We also did a small acquisition of a London wholesaler called Humphreys, Haggas, and Sutton, which has the ability to service very complex risks. It was a natural fit for us. Some of the folks had come from Marsh and had worked with some of our people in a prior life. So from ’06 into ’07 we started to really add head count, and we got up to 300 people by early ’07 and to nearly 400 by the end of ’07. Client revenue was about $45 million to $48 million at the time, but our expenses were significantly greater. Going into ’08 we were still growing at a 15% to 20% clip, but our expenses were far greater than our revenue.

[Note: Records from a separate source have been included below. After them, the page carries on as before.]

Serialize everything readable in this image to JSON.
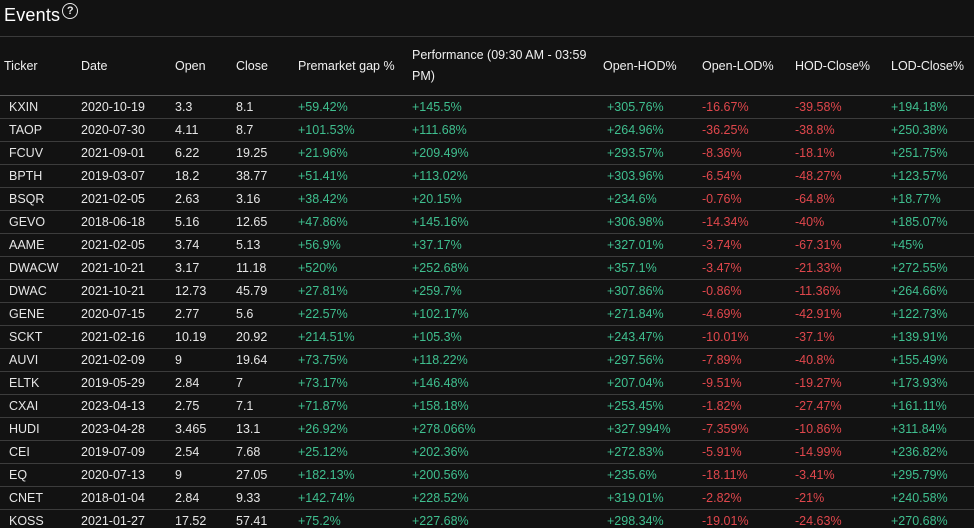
{
  "header": {
    "title": "Events",
    "help_icon": "question-circle-icon"
  },
  "colors": {
    "positive": "#3fbf8f",
    "negative": "#e0474c",
    "background": "#121212"
  },
  "columns": [
    "Ticker",
    "Date",
    "Open",
    "Close",
    "Premarket gap %",
    "Performance (09:30 AM - 03:59 PM)",
    "Open-HOD%",
    "Open-LOD%",
    "HOD-Close%",
    "LOD-Close%"
  ],
  "rows": [
    [
      "KXIN",
      "2020-10-19",
      "3.3",
      "8.1",
      "+59.42%",
      "+145.5%",
      "+305.76%",
      "-16.67%",
      "-39.58%",
      "+194.18%"
    ],
    [
      "TAOP",
      "2020-07-30",
      "4.11",
      "8.7",
      "+101.53%",
      "+111.68%",
      "+264.96%",
      "-36.25%",
      "-38.8%",
      "+250.38%"
    ],
    [
      "FCUV",
      "2021-09-01",
      "6.22",
      "19.25",
      "+21.96%",
      "+209.49%",
      "+293.57%",
      "-8.36%",
      "-18.1%",
      "+251.75%"
    ],
    [
      "BPTH",
      "2019-03-07",
      "18.2",
      "38.77",
      "+51.41%",
      "+113.02%",
      "+303.96%",
      "-6.54%",
      "-48.27%",
      "+123.57%"
    ],
    [
      "BSQR",
      "2021-02-05",
      "2.63",
      "3.16",
      "+38.42%",
      "+20.15%",
      "+234.6%",
      "-0.76%",
      "-64.8%",
      "+18.77%"
    ],
    [
      "GEVO",
      "2018-06-18",
      "5.16",
      "12.65",
      "+47.86%",
      "+145.16%",
      "+306.98%",
      "-14.34%",
      "-40%",
      "+185.07%"
    ],
    [
      "AAME",
      "2021-02-05",
      "3.74",
      "5.13",
      "+56.9%",
      "+37.17%",
      "+327.01%",
      "-3.74%",
      "-67.31%",
      "+45%"
    ],
    [
      "DWACW",
      "2021-10-21",
      "3.17",
      "11.18",
      "+520%",
      "+252.68%",
      "+357.1%",
      "-3.47%",
      "-21.33%",
      "+272.55%"
    ],
    [
      "DWAC",
      "2021-10-21",
      "12.73",
      "45.79",
      "+27.81%",
      "+259.7%",
      "+307.86%",
      "-0.86%",
      "-11.36%",
      "+264.66%"
    ],
    [
      "GENE",
      "2020-07-15",
      "2.77",
      "5.6",
      "+22.57%",
      "+102.17%",
      "+271.84%",
      "-4.69%",
      "-42.91%",
      "+122.73%"
    ],
    [
      "SCKT",
      "2021-02-16",
      "10.19",
      "20.92",
      "+214.51%",
      "+105.3%",
      "+243.47%",
      "-10.01%",
      "-37.1%",
      "+139.91%"
    ],
    [
      "AUVI",
      "2021-02-09",
      "9",
      "19.64",
      "+73.75%",
      "+118.22%",
      "+297.56%",
      "-7.89%",
      "-40.8%",
      "+155.49%"
    ],
    [
      "ELTK",
      "2019-05-29",
      "2.84",
      "7",
      "+73.17%",
      "+146.48%",
      "+207.04%",
      "-9.51%",
      "-19.27%",
      "+173.93%"
    ],
    [
      "CXAI",
      "2023-04-13",
      "2.75",
      "7.1",
      "+71.87%",
      "+158.18%",
      "+253.45%",
      "-1.82%",
      "-27.47%",
      "+161.11%"
    ],
    [
      "HUDI",
      "2023-04-28",
      "3.465",
      "13.1",
      "+26.92%",
      "+278.066%",
      "+327.994%",
      "-7.359%",
      "-10.86%",
      "+311.84%"
    ],
    [
      "CEI",
      "2019-07-09",
      "2.54",
      "7.68",
      "+25.12%",
      "+202.36%",
      "+272.83%",
      "-5.91%",
      "-14.99%",
      "+236.82%"
    ],
    [
      "EQ",
      "2020-07-13",
      "9",
      "27.05",
      "+182.13%",
      "+200.56%",
      "+235.6%",
      "-18.11%",
      "-3.41%",
      "+295.79%"
    ],
    [
      "CNET",
      "2018-01-04",
      "2.84",
      "9.33",
      "+142.74%",
      "+228.52%",
      "+319.01%",
      "-2.82%",
      "-21%",
      "+240.58%"
    ],
    [
      "KOSS",
      "2021-01-27",
      "17.52",
      "57.41",
      "+75.2%",
      "+227.68%",
      "+298.34%",
      "-19.01%",
      "-24.63%",
      "+270.68%"
    ]
  ]
}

Could you quantify the cash burn?
I would say we were burning through probably 90% of our capital. Now, having said that, we still grew. At the end of ’08 we had just shy of $60 million in client revenue.

To what do you attribute the burn?
Hiring people. And we went about a different method of growing the business than a lot of our competitors. We only did one acquisition. Our competitors oftentimes would buy books of business. We did it the hard way, by going about an organic growth model and bringing in people and hoping those people could move client relationships.

I think most of our competitors would have been very happy with a 20% organic growth rate year-on-year. But our expenses were moving at too high a clip versus our revenue growth.